Pascal Laugier: Ho lavorato per più di due mesi con le due attrici protagoniste per prepararle ai loro ruoli. Non si trattava di vere e proprie prove delle scene da girare, ma più di un modo per entrare in confidenza fra di noi attraverso un meccanismo di ripetizione, in modo tale che non si presentassero problemi o imbarazzi nel dissimulare quegli stati di instabilità e di degrado che la sceneggiatura richiedeva. Tutte le scene di tortura della seconda parte del film sono state pensate ed elaborate come una scenografia, in modo tale che ogni percossa risultasse studiata quasi come una danza. Questa preparazione non ha impedito che molti membri della mia troupe di fronte alla brutalità di alcune scene esprimessero il loro disappunto. C'erano anche delle persone che ritenevano che stessi girando un film misogino e che non dovessi impormi con tale pressioni sulle ragazze. Nella realtà io sono una persona molto calma e gentile e perciò è stato molto difficile per me interpretare questo ruolo di "cattivo", ma era davvero importante per me che le attrici restassero nel personaggio e che potessero piangere o trasmettere questo senso di avvilimento e disperazione.in dovere di consolare e di coccolare le due attrici protagoniste per ciò che erano costrette a subire.

Come nasce la sua passione per l'horror?
Pascal Laugier: Nel melodramma e nella tragedia la morte è sempre un punto di arrivo. A me invece interessa un genere come l'horror perché esso trova nella morte un punto di partenza. L'horror ci porta a conoscere la morte come condizione necessaria della nostra esistenza e per questo lo ritengo il genere più onesto e melanconico che ci sia. E se oggi questo genere trova un grande successo in Francia è perché in Italia non ne girate più! È un peccato che oggi in Europa non si faccia più film come quelli di Dario Argento. Il film è dedicato a lui perché è con il cinema italiano degli anni '60 e '70 che sono cresciuto, una vera e propria età dell'oro in cui si giravano grandissimi film d'autore così come film di genere sui cannibali. È stata per me una grande sorpresa sapere che registi come Argento, Mario Bava, Lucio Fulci o Sergio Leone sono più importanti in Francia che in Italia.
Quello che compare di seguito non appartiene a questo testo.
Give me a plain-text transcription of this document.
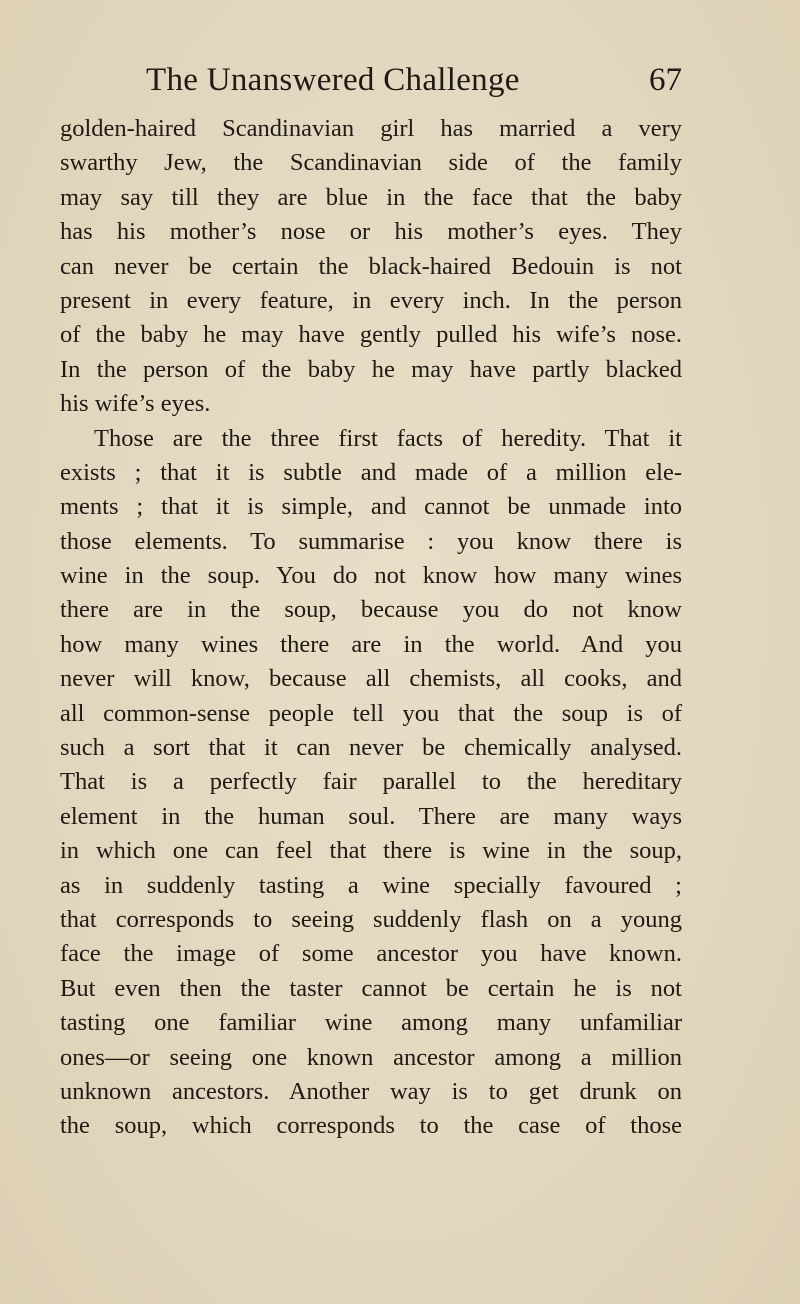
The Unanswered Challenge	67
golden-haired Scandinavian girl has married a very
swarthy Jew, the Scandinavian side of the family
may say till they are blue in the face that the baby
has his mother’s nose or his mother’s eyes. They
can never be certain the black-haired Bedouin is not
present in every feature, in every inch. In the person
of the baby he may have gently pulled his wife’s nose.
In the person of the baby he may have partly blacked
his wife’s eyes.
Those are the three first facts of heredity. That it
exists ; that it is subtle and made of a million ele-
ments ; that it is simple, and cannot be unmade into
those elements. To summarise : you know there is
wine in the soup. You do not know how many wines
there are in the soup, because you do not know
how many wines there are in the world. And you
never will know, because all chemists, all cooks, and
all common-sense people tell you that the soup is of
such a sort that it can never be chemically analysed.
That is a perfectly fair parallel to the hereditary
element in the human soul. There are many ways
in which one can feel that there is wine in the soup,
as in suddenly tasting a wine specially favoured ;
that corresponds to seeing suddenly flash on a young
face the image of some ancestor you have known.
But even then the taster cannot be certain he is not
tasting one familiar wine among many unfamiliar
ones—or seeing one known ancestor among a million
unknown ancestors. Another way is to get drunk on
the soup, which corresponds to the case of those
La violenza del film ha portato dei problemi con il visto censura?
Pascal Laugier: Il visto censura per me non è una questione di cifre. Non mi importa se il film viene vietato ai minori di quattordici, sedici, diciotto o anche venticinque anni. L'importante è che ottenga una distribuzione e che abbia la possibilità di essere visto. In Francia c'è il grosso problema che se un film viene vietato ai minori viene subito assimilato alla stregua di un film pornografico e non ha alcuna speranza di ottenere una distribuzione decente. I grossi distributori vivono come un comandamento l'idea di "film per tutti" e di un pubblico anestetizzato, mentre a me piace ancora pensare la sala cinematografica come un luogo dove tutto è possibile.